The global market worries have exacerbated an already weak position. While developers are battling liquidity pressures, buyers are delaying home purchase decisions on account of rising interest rates. And the economic slowdown worries now imply that demand for property could drop further.
Mumbai has unsold stock of 108 mn sft of residential property that will take at least 40 months to clear at the existing pace of absorption, according to data from real estate consultancy Liases Foras. NCR has 220 mn sft that will take 30 months to sell out. “A healthy market maintains 8-10 months of inventory,” said Pankaj Kapoor, MD of Liases Foras.
Sales registrations data from Mumbai also reflect the same sentiment. Registrations for June are down 27%, compared to the same month last year. The June number is close to the level seen in June 2009. “With no visible signs of a meaningful correction in prices, affordability continues to remain a major cause of concern, painting a grim outlook for the Mumbai realty space,” said Kejal Mehta, real estate analyst at brokerage firm Prabhudas Lilladher.
For developers, the difficulties in raising capital are being compounded by the choppy markets.
“It affects promoters’ ability to pledge shares. Naturally, funding options come down,” said Anand Narayanan, national director-residential in property consultancy Knight Frank India.
Anuj Puri, country head of Jones Lang LaSalle India, said the FII exodus would also affect developers’ capital raising abilities.

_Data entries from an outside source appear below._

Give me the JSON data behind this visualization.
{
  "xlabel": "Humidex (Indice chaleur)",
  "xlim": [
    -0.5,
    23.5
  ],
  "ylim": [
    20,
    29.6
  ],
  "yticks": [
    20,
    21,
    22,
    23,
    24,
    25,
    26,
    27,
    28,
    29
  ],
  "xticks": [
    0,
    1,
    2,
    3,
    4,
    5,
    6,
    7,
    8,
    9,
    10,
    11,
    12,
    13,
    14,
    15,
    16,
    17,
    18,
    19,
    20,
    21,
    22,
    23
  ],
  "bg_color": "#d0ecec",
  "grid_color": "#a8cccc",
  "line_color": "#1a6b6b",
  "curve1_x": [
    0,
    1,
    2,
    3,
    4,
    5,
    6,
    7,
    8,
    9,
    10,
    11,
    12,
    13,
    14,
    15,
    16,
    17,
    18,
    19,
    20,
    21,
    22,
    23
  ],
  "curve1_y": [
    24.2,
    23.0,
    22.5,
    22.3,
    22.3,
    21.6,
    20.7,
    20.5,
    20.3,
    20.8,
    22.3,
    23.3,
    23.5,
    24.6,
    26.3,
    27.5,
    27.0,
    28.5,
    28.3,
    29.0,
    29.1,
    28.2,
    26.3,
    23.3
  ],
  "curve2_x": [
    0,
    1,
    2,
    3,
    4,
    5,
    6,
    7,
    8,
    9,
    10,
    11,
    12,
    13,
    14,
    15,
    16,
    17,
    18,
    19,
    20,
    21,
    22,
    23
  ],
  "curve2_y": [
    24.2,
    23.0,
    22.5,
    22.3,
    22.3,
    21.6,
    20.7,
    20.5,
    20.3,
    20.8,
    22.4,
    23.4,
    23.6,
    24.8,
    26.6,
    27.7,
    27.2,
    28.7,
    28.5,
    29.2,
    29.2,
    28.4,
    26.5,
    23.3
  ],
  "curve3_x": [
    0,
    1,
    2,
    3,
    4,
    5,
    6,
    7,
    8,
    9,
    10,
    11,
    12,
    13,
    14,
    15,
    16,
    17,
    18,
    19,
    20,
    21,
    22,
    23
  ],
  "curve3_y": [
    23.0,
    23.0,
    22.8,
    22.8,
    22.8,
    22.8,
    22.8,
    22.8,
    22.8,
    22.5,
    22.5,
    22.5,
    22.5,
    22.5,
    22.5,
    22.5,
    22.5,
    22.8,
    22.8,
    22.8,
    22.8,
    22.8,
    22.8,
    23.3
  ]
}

But developers dismiss the stock market reaction as kneejerk. “Foreign investment from the US may pose a question mark. However, confidence in India will go up. Our debt is under control and demand is robust; only the interest rate hikes are deleterious,” said Niranjan Hiranandani, MD, Hiranandani Group.
J C Sharma, MD of Sobha Developers, does not expect anything like the 2008 crash to recur. “Then, people lost jobs and banks stopped lending. Developers’ cash flow situation was very tight. In 2011, hiring is robust and things are looking up,” he said.
But will hiring, especially in the IT/BPO sector, remain robust in the wake of the troubles in the US?
“Overall, market sentiments are likely to decline. A reduced spend on IT by the US may impact the IT outsourcing business and affect Indian real estate at various levels,” Puri of Jones Lang LaSalle India said. Property markets in Bangalore and Pune, dominated by IT, could be the most hit by such a development.